Grâce à la prévention et au dépistage précoce, on pourrait éviter 30 à 40 % des cancers. Interview du Pr François Sigaux, directeur du pôle recherche et innovation de l’Institut national du cancer.

De réels progrès ont été faits dans la prise en charge des cancers. Mais il reste encore beaucoup à faire dans les domaines de la prévention et du dépistage. Interview du Pr François Sigaux, directeur du pôle recherche et innovation de l’Institut national du cancer.

Vous insistez beaucoup sur la prévention et le dépistage des cancers, pourquoi ?

Nous avons de grands progrès à faire dans ce domaine, en France. Car les messages de prévention notamment sur l’arrêt du tabac, l’obésité, les précautions à prendre contre le soleil, ne passent pas très bien. Pourtant, grâce à la prévention et au dépistage précoce, on pourrait éviter 30 à 40 % des cancers. En Angleterre, ça marche, en France, il y a des freins. La population ne se sent pas concernée. Peut-être pour des raisons culturelles… C’est pourquoi les sciences humaines et sociales se penchent sérieusement sur la question et de nombreuses recherches se mènent actuellement sur ce sujet.

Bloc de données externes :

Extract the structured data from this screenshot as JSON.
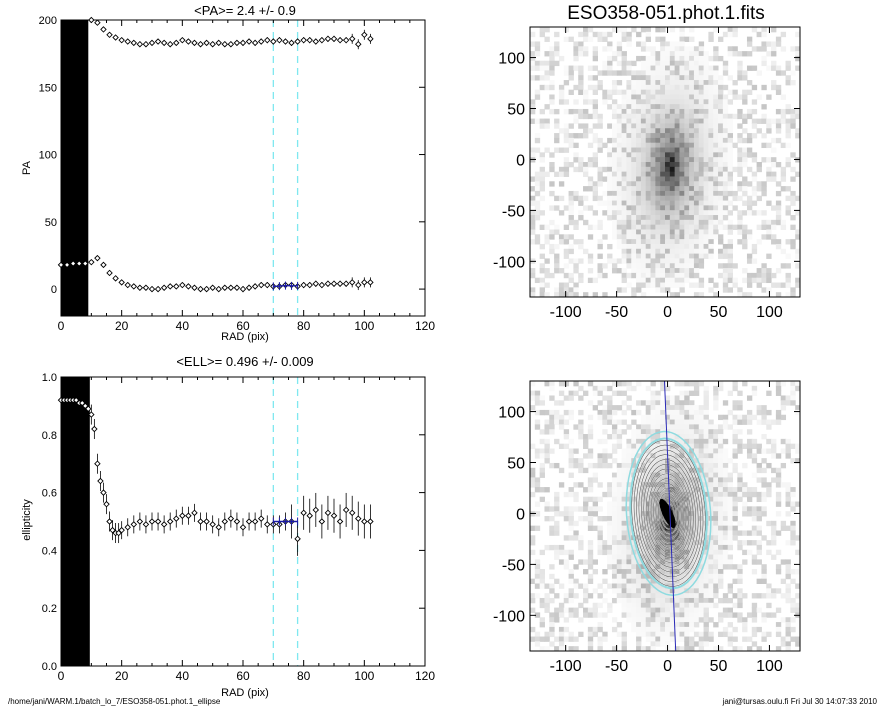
{
  "chart_data": [
    {
      "type": "scatter",
      "panel": "pa-profile",
      "title": "<PA>=   2.4 +/-   0.9",
      "xlabel": "RAD (pix)",
      "ylabel": "PA",
      "xlim": [
        0,
        120
      ],
      "ylim": [
        -20,
        200
      ],
      "xticks": [
        "0",
        "20",
        "40",
        "60",
        "80",
        "100",
        "120"
      ],
      "yticks": [
        "0",
        "50",
        "100",
        "150",
        "200"
      ],
      "vlines": [
        70,
        78
      ],
      "series": [
        {
          "x": [
            10,
            12,
            14,
            16,
            18,
            20,
            22,
            24,
            26,
            28,
            30,
            32,
            34,
            36,
            38,
            40,
            42,
            44,
            46,
            48,
            50,
            52,
            54,
            56,
            58,
            60,
            62,
            64,
            66,
            68,
            70,
            72,
            74,
            76,
            78,
            80,
            82,
            84,
            86,
            88,
            90,
            92,
            94,
            96,
            98,
            100,
            102
          ],
          "values": [
            200,
            198,
            193,
            189,
            187,
            185,
            184,
            183,
            182,
            182,
            183,
            184,
            183,
            182,
            183,
            185,
            184,
            183,
            182,
            183,
            182,
            183,
            182,
            182,
            183,
            183,
            184,
            183,
            184,
            185,
            184,
            185,
            184,
            183,
            184,
            185,
            185,
            184,
            185,
            186,
            186,
            185,
            185,
            186,
            182,
            189,
            186
          ]
        },
        {
          "x": [
            0,
            2,
            4,
            6,
            8,
            10,
            12,
            14,
            16,
            18,
            20,
            22,
            24,
            26,
            28,
            30,
            32,
            34,
            36,
            38,
            40,
            42,
            44,
            46,
            48,
            50,
            52,
            54,
            56,
            58,
            60,
            62,
            64,
            66,
            68,
            70,
            72,
            74,
            76,
            78,
            80,
            82,
            84,
            86,
            88,
            90,
            92,
            94,
            96,
            98,
            100,
            102
          ],
          "values": [
            18,
            18,
            19,
            19,
            19,
            20,
            23,
            18,
            12,
            8,
            5,
            3,
            2,
            1,
            1,
            0,
            0,
            1,
            2,
            2,
            3,
            2,
            1,
            0,
            0,
            1,
            0,
            1,
            1,
            1,
            0,
            1,
            2,
            3,
            3,
            2,
            2,
            3,
            3,
            2,
            3,
            3,
            4,
            3,
            4,
            4,
            4,
            4,
            5,
            3,
            5,
            5
          ]
        },
        {
          "name": "fit",
          "x": [
            70,
            72,
            74,
            76,
            78
          ],
          "values": [
            2,
            2.2,
            2.6,
            2.4,
            2.4
          ]
        }
      ]
    },
    {
      "type": "scatter",
      "panel": "ell-profile",
      "title": "<ELL>= 0.496 +/-  0.009",
      "xlabel": "RAD (pix)",
      "ylabel": "ellipticity",
      "xlim": [
        0,
        120
      ],
      "ylim": [
        0,
        1
      ],
      "xticks": [
        "0",
        "20",
        "40",
        "60",
        "80",
        "100",
        "120"
      ],
      "yticks": [
        "0.0",
        "0.2",
        "0.4",
        "0.6",
        "0.8",
        "1.0"
      ],
      "vlines": [
        70,
        78
      ],
      "series": [
        {
          "x": [
            0,
            1,
            2,
            3,
            4,
            5,
            6,
            7,
            8,
            9,
            10,
            11,
            12,
            13,
            14,
            15,
            16,
            17,
            18,
            19,
            20,
            22,
            24,
            26,
            28,
            30,
            32,
            34,
            36,
            38,
            40,
            42,
            44,
            46,
            48,
            50,
            52,
            54,
            56,
            58,
            60,
            62,
            64,
            66,
            68,
            70,
            72,
            74,
            76,
            78,
            80,
            82,
            84,
            86,
            88,
            90,
            92,
            94,
            96,
            98,
            100,
            102
          ],
          "values": [
            0.92,
            0.92,
            0.92,
            0.92,
            0.92,
            0.92,
            0.91,
            0.91,
            0.9,
            0.89,
            0.87,
            0.82,
            0.7,
            0.64,
            0.6,
            0.56,
            0.5,
            0.47,
            0.46,
            0.46,
            0.47,
            0.48,
            0.49,
            0.5,
            0.49,
            0.5,
            0.5,
            0.49,
            0.5,
            0.51,
            0.52,
            0.52,
            0.53,
            0.5,
            0.5,
            0.49,
            0.48,
            0.5,
            0.51,
            0.5,
            0.48,
            0.5,
            0.5,
            0.51,
            0.49,
            0.49,
            0.49,
            0.5,
            0.5,
            0.44,
            0.53,
            0.52,
            0.54,
            0.5,
            0.53,
            0.52,
            0.5,
            0.54,
            0.53,
            0.51,
            0.5,
            0.5
          ]
        },
        {
          "name": "fit",
          "x": [
            70,
            72,
            74,
            76,
            78
          ],
          "values": [
            0.5,
            0.5,
            0.5,
            0.5,
            0.5
          ]
        }
      ]
    },
    {
      "type": "heatmap",
      "panel": "image",
      "title": "ESO358-051.phot.1.fits",
      "xlim": [
        -135,
        130
      ],
      "ylim": [
        -135,
        130
      ],
      "xticks": [
        "-100",
        "-50",
        "0",
        "50",
        "100"
      ],
      "yticks": [
        "100",
        "50",
        "0",
        "-50",
        "-100"
      ]
    },
    {
      "type": "heatmap",
      "panel": "contours",
      "xlim": [
        -135,
        130
      ],
      "ylim": [
        -135,
        130
      ],
      "xticks": [
        "-100",
        "-50",
        "0",
        "50",
        "100"
      ],
      "yticks": [
        "100",
        "50",
        "0",
        "-50",
        "-100"
      ]
    }
  ],
  "footer": {
    "path": "/home/jani/WARM.1/batch_lo_7/ESO358-051.phot.1_ellipse",
    "stamp": "jani@tursas.oulu.fi  Fri Jul 30 14:07:33 2010"
  }
}
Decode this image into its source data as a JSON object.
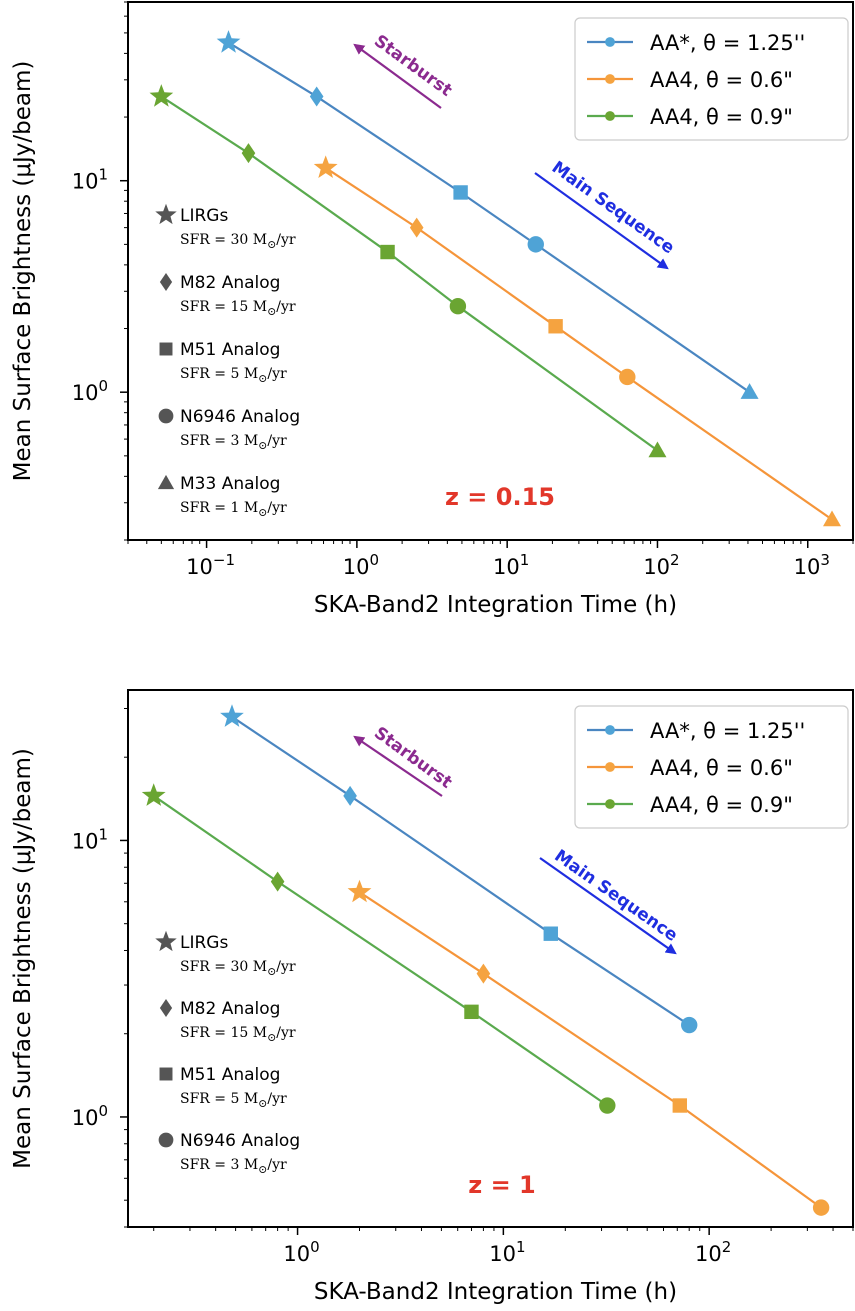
{
  "chart_data": [
    {
      "type": "line",
      "xscale": "log",
      "yscale": "log",
      "xlim": [
        0.03,
        2000
      ],
      "ylim": [
        0.2,
        70
      ],
      "xticks": [
        0.1,
        1,
        10,
        100,
        1000
      ],
      "xtick_labels": [
        {
          "base": "10",
          "exp": "−1"
        },
        {
          "base": "10",
          "exp": "0"
        },
        {
          "base": "10",
          "exp": "1"
        },
        {
          "base": "10",
          "exp": "2"
        },
        {
          "base": "10",
          "exp": "3"
        }
      ],
      "yticks": [
        1,
        10
      ],
      "ytick_labels": [
        {
          "base": "10",
          "exp": "0"
        },
        {
          "base": "10",
          "exp": "1"
        }
      ],
      "xlabel": "SKA-Band2 Integration Time (h)",
      "ylabel": "Mean Surface Brightness (μJy/beam)",
      "redshift_label": "z = 0.15",
      "legend_position": "top-right",
      "series": [
        {
          "name": "AA*, θ = 1.25''",
          "color": "#4a86c1",
          "marker_color": "#4fa3d6",
          "points": [
            [
              0.14,
              45
            ],
            [
              0.54,
              25
            ],
            [
              4.9,
              8.8
            ],
            [
              15.5,
              5.0
            ],
            [
              410,
              1.0
            ]
          ],
          "markers": [
            "star",
            "diamond",
            "square",
            "circle",
            "triangle"
          ]
        },
        {
          "name": "AA4, θ = 0.6\"",
          "color": "#f5953a",
          "marker_color": "#f5a340",
          "points": [
            [
              0.62,
              11.5
            ],
            [
              2.5,
              6.0
            ],
            [
              21,
              2.05
            ],
            [
              63,
              1.18
            ],
            [
              1450,
              0.25
            ]
          ],
          "markers": [
            "star",
            "diamond",
            "square",
            "circle",
            "triangle"
          ]
        },
        {
          "name": "AA4, θ = 0.9\"",
          "color": "#5aaa4e",
          "marker_color": "#6aa532",
          "points": [
            [
              0.05,
              25
            ],
            [
              0.19,
              13.5
            ],
            [
              1.6,
              4.6
            ],
            [
              4.7,
              2.55
            ],
            [
              100,
              0.53
            ]
          ],
          "markers": [
            "star",
            "diamond",
            "square",
            "circle",
            "triangle"
          ]
        }
      ],
      "annotations": {
        "starburst": "Starburst",
        "main_sequence": "Main Sequence"
      },
      "marker_legend": [
        {
          "marker": "star",
          "name": "LIRGs",
          "sfr": "SFR = 30 M",
          "unit": "/yr"
        },
        {
          "marker": "diamond",
          "name": "M82 Analog",
          "sfr": "SFR = 15 M",
          "unit": "/yr"
        },
        {
          "marker": "square",
          "name": "M51 Analog",
          "sfr": "SFR = 5 M",
          "unit": "/yr"
        },
        {
          "marker": "circle",
          "name": "N6946 Analog",
          "sfr": "SFR = 3 M",
          "unit": "/yr"
        },
        {
          "marker": "triangle",
          "name": "M33 Analog",
          "sfr": "SFR = 1 M",
          "unit": "/yr"
        }
      ],
      "colors": {
        "starburst": "#8b2a8f",
        "main_sequence": "#1f2ee0",
        "redshift": "#e2372a"
      }
    },
    {
      "type": "line",
      "xscale": "log",
      "yscale": "log",
      "xlim": [
        0.15,
        500
      ],
      "ylim": [
        0.4,
        35
      ],
      "xticks": [
        1,
        10,
        100
      ],
      "xtick_labels": [
        {
          "base": "10",
          "exp": "0"
        },
        {
          "base": "10",
          "exp": "1"
        },
        {
          "base": "10",
          "exp": "2"
        }
      ],
      "yticks": [
        1,
        10
      ],
      "ytick_labels": [
        {
          "base": "10",
          "exp": "0"
        },
        {
          "base": "10",
          "exp": "1"
        }
      ],
      "xlabel": "SKA-Band2 Integration Time (h)",
      "ylabel": "Mean Surface Brightness (μJy/beam)",
      "redshift_label": "z = 1",
      "legend_position": "top-right",
      "series": [
        {
          "name": "AA*, θ = 1.25''",
          "color": "#4a86c1",
          "marker_color": "#4fa3d6",
          "points": [
            [
              0.48,
              28
            ],
            [
              1.8,
              14.5
            ],
            [
              17,
              4.6
            ],
            [
              80,
              2.15
            ]
          ],
          "markers": [
            "star",
            "diamond",
            "square",
            "circle"
          ]
        },
        {
          "name": "AA4, θ = 0.6\"",
          "color": "#f5953a",
          "marker_color": "#f5a340",
          "points": [
            [
              2.0,
              6.5
            ],
            [
              8.0,
              3.3
            ],
            [
              72,
              1.1
            ],
            [
              350,
              0.47
            ]
          ],
          "markers": [
            "star",
            "diamond",
            "square",
            "circle"
          ]
        },
        {
          "name": "AA4, θ = 0.9\"",
          "color": "#5aaa4e",
          "marker_color": "#6aa532",
          "points": [
            [
              0.2,
              14.5
            ],
            [
              0.8,
              7.1
            ],
            [
              7,
              2.4
            ],
            [
              32,
              1.1
            ]
          ],
          "markers": [
            "star",
            "diamond",
            "square",
            "circle"
          ]
        }
      ],
      "annotations": {
        "starburst": "Starburst",
        "main_sequence": "Main Sequence"
      },
      "marker_legend": [
        {
          "marker": "star",
          "name": "LIRGs",
          "sfr": "SFR = 30 M",
          "unit": "/yr"
        },
        {
          "marker": "diamond",
          "name": "M82 Analog",
          "sfr": "SFR = 15 M",
          "unit": "/yr"
        },
        {
          "marker": "square",
          "name": "M51 Analog",
          "sfr": "SFR = 5 M",
          "unit": "/yr"
        },
        {
          "marker": "circle",
          "name": "N6946 Analog",
          "sfr": "SFR = 3 M",
          "unit": "/yr"
        }
      ],
      "colors": {
        "starburst": "#8b2a8f",
        "main_sequence": "#1f2ee0",
        "redshift": "#e2372a"
      }
    }
  ]
}
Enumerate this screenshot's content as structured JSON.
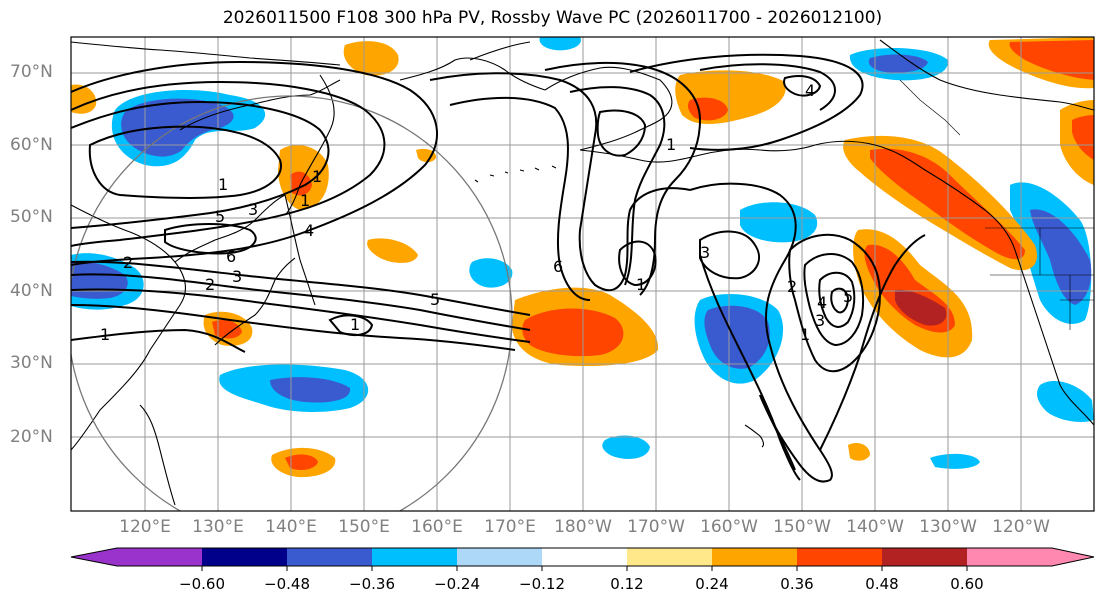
{
  "title": "2026011500 F108 300 hPa PV, Rossby Wave PC (2026011700 - 2026012100)",
  "map": {
    "lat_labels": [
      "70°N",
      "60°N",
      "50°N",
      "40°N",
      "30°N",
      "20°N"
    ],
    "lon_labels": [
      "120°E",
      "130°E",
      "140°E",
      "150°E",
      "160°E",
      "170°E",
      "180°W",
      "170°W",
      "160°W",
      "150°W",
      "140°W",
      "130°W",
      "120°W"
    ],
    "contour_labels": [
      "1",
      "2",
      "1",
      "3",
      "5",
      "6",
      "2",
      "3",
      "4",
      "1",
      "5",
      "6",
      "1",
      "3",
      "1",
      "4",
      "2",
      "4",
      "5",
      "1",
      "3",
      "1",
      "1"
    ],
    "colors": {
      "neg_060": "#9933cc",
      "neg_048": "#00008b",
      "neg_036": "#3a5bd0",
      "neg_024": "#00bfff",
      "neg_012": "#add8f7",
      "zero": "#ffffff",
      "pos_012": "#ffe88a",
      "pos_024": "#ffa500",
      "pos_036": "#ff4500",
      "pos_048": "#b22222",
      "pos_060": "#ff88b0"
    }
  },
  "colorbar": {
    "tick_labels": [
      "−0.60",
      "−0.48",
      "−0.36",
      "−0.24",
      "−0.12",
      "0.12",
      "0.24",
      "0.36",
      "0.48",
      "0.60"
    ]
  }
}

Le dépistage aussi est primordial car, plus on dépiste tôt, meilleures sont les chances de guérison. Certes, acutellement on guérit un cancer sur deux mais il reste encore beaucoup à faire. Des messages sont à faire passer, par exemple : même après 50 ans, il y a des bénéfices à l’arrêt du tabac. Même chose auprès des jeunes et des femmes en particulier.

Octobre rose est aussi l’occasion de parler du cancer du sein et de penser à se faire dépister.

La vaccination contre le papillomavirus humain pour les jeunes filles est aussi un bon moyen d’éviter certains cancers du col de l’utérus, ce qui n’exclut pas le dépistage par frottis.

Quels sont les autres domaines où la recherche avance ?

L’immunologie va certainement exploser dans ces prochaines années pour soigner les cancers les plus avancés, ainsi que les thérapies ciblées, mais de nombreux progrès sont en cours également en chirurgie robotisée, grâce à la technologie. La chirurgie se fait de plus en plus précise et entraîne de moins en moins de dégâts sur l’organe. Elle devient mini-invasive, ce qui permet au patient de rester le moins de temps possble à l’hôpital. La radiothérapie évolue beaucoup dans le sens d’une limitation de l’irradiation des tissus sains qui entourent la tumeur.

Tous les patients bénéficieront-ils de ces avancées ?

Nous avons, en France, un système de soins unique au monde que beaucoup nous envient. Il faut le préserver mais il est vrai que les traitements en imunothérapie et pour les thérapies ciblées coûtent très cher. Certes, les firmes pharmaceutiques en sont conscientes, mais il faut rester vigilants et veiller à ce que tous les Français puissent en bénéficier de façon égale, sur tout le territoire.